# My mobile 4g hotspot still works and it is still free. Am i the only one?



## anotherfiz (Sep 23, 2011)

I am using Bamf 1.8.6 for use with MR2 radios, and i have the stripped MR2OTA that came out side by side with the OTA patch which nerfed mobile hot spot. My mobile hot spot never got nerfed. I have tried different Roms with this radio and it did not work, but this combination seems to work. Anyone else have this experience? I tried googling it, but it seems like not too many people still have free mobile hotspot. Am very interested to hear why this is.


----------



## miketoasty (Jun 10, 2011)

The only thing that I can think of is that 1.8.6 doesn't use the 7-x-11 OTA (Don't remember when it was released) which blocked the mobile hotspot from working. Technically (If I am not mistaken) anyone with a stock TB that doesn't update can do the same thing.


----------



## nativi (Jul 23, 2011)

miketoasty said:


> The only thing that I can think of is that 1.8.6 doesn't use the 7-x-11 OTA (Don't remember when it was released) which blocked the mobile hotspot from working. Technically (If I am not mistaken) anyone with a stock TB that doesn't update can do the same thing.

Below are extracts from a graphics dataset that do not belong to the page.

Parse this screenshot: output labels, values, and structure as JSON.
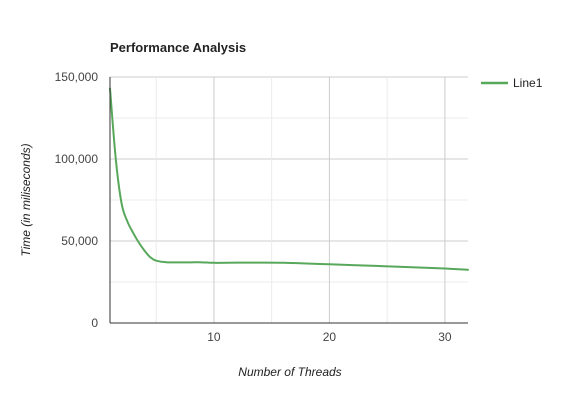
{
  "chart_data": {
    "type": "line",
    "title": "Performance Analysis",
    "xlabel": "Number of Threads",
    "ylabel": "Time (in miliseconds)",
    "xlim": [
      1,
      32
    ],
    "ylim": [
      0,
      150000
    ],
    "xticks": [
      10,
      20,
      30
    ],
    "xtick_labels": [
      "10",
      "20",
      "30"
    ],
    "yticks": [
      0,
      50000,
      100000,
      150000
    ],
    "ytick_labels": [
      "0",
      "50,000",
      "100,000",
      "150,000"
    ],
    "grid": true,
    "legend_position": "top-right",
    "series": [
      {
        "name": "Line1",
        "color": "#57a85a",
        "x": [
          1,
          1.5,
          2,
          2.5,
          3,
          3.5,
          4,
          4.5,
          5,
          6,
          7,
          8,
          9,
          10,
          12,
          14,
          16,
          18,
          20,
          22,
          24,
          26,
          28,
          30,
          32
        ],
        "y": [
          143000,
          100000,
          73000,
          62000,
          55000,
          49000,
          44000,
          40000,
          38000,
          37000,
          37000,
          37000,
          37000,
          36700,
          36800,
          36800,
          36700,
          36300,
          35800,
          35300,
          34800,
          34300,
          33800,
          33200,
          32500
        ]
      }
    ]
  }
}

Yeah. What he said. That's old software. It does not have the blocker in it so as long as your on it, you'll have it free still. However you'll eventually be force to update. Cause when this gingerbread update comes your phone will ask you over and over again to update.

Proud New dad. Oh yeah is a BOY!!!


----------



## yurdle (Jun 13, 2011)

He can't be forced to update if he's not on official software...


----------



## goodfella (Jul 27, 2011)

How difficult would it be for someone to hack a working version of the hotspot into the newer ROMS? You can't beat the stability and speed of the stock hotspot, compared with the other tether apps that are out there.


----------



## satseaker (Jul 13, 2011)

strange that the droid x updates itself if you dont deny it when asked,also heard of some nolts doing the same thing, and if they want to they will find a way to force you to update.

brought to you with limited commercial interuptions


----------



## Adrynalyne (Jun 22, 2011)

So does the Dinc2 if you are not there to defer.

TB will probably be the same way for GB.


----------



## anotherfiz (Sep 23, 2011)

are you saying that eventually ill be forced to upgrade to GB?


----------



## nativi (Jul 23, 2011)

anotherfiz said:


> are you saying that eventually ill be forced to upgrade to GB?


Yes.

via cyanogenThunder


----------



## miketoasty (Jun 10, 2011)

anotherfiz said:


> are you saying that eventually ill be forced to upgrade to GB?


Might as well root now, get GB, and get a free tether anyways. I know you don't think it has the same "reliability" but it works.


----------



## Mexiken (Jul 23, 2011)

Not in AP mode though....has this changed????


----------



## mikeyo1990 (Jul 25, 2011)

I thought that clockwork doesn't allow for the ota to go through... That's how it was in the og Droid days so maybe it has changed.


----------